Comcast Using JavaScript Injection To Serve Ads On Public Wi-Fi Hotspots

An anonymous reader writes: For some time now, Comcast has setting up public Wi-Fi hotspots, some of which are run on the routers of paying subscribers. The public hotspots are free, but not without cost: Comcast uses JavaScript to inject self-promotional ads into the pages served to users. "Security implications of the use of JavaScript can be debated endlessly, but it is capable of performing all manner of malicious actions, including controlling authentication cookies and redirecting where user data is submitted. ... Even if Comcast doesn't have any malicious intent, and even if hackers don't access the JavaScript, the interaction of the JavaScript with websites could "create" security vulnerabilities in websites, [EFF technologist Seth Schoen] said. "Their code, or the interaction of code with other things, could potentially create new security vulnerabilities in sites that didn't have them," Schoen said."

Hosts file solution?

[keith_nt4]

Maybe I'm missing some thing here but it seems like a edit to a local hosts file could resolve this.

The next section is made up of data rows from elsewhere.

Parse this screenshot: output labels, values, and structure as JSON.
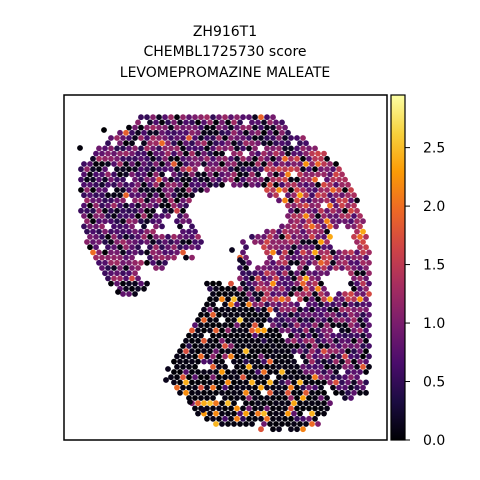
{
  "chart_data": {
    "type": "scatter",
    "title_lines": [
      "ZH916T1",
      "CHEMBL1725730 score",
      "LEVOMEPROMAZINE MALEATE"
    ],
    "xlabel": "",
    "ylabel": "",
    "grid": false,
    "legend": "none",
    "colormap": "inferno",
    "colorbar": {
      "range": [
        0.0,
        2.95
      ],
      "ticks": [
        0.0,
        0.5,
        1.0,
        1.5,
        2.0,
        2.5
      ],
      "tick_labels": [
        "0.0",
        "0.5",
        "1.0",
        "1.5",
        "2.0",
        "2.5"
      ]
    },
    "value_range": [
      0.0,
      2.9
    ],
    "colors": [
      "#000004",
      "#1b0c41",
      "#4a0c6b",
      "#781c6d",
      "#a52c60",
      "#cf4446",
      "#ed6925",
      "#fb9b06",
      "#f7d13d",
      "#fcffa4"
    ]
  }
}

Generically, for instance, if the ads injected were coming from ads.comcast.net one could simply add a line to the hosts file:

0.0.0.0 ads.comcast.net

Wouldn't this prevent the ads from loading to begin with? I mean sure it's a little more difficult on phones and tablets but regular PCs it should be at all difficult to make this edit.

Since I'm apparently in a generous mood, for windows users, open an "administrator command prompt" and paste in the following line. You should be able to save the changes. If not the you might have take off the read-only flag. Sorry, it's been a while since I set it up on a fresh install.

notepad c:\Windows\System32\drivers\etc\hosts

Or do like a real geek and pipe all network traffic coming in to windows through a (properly configured) pfSense virtual machine.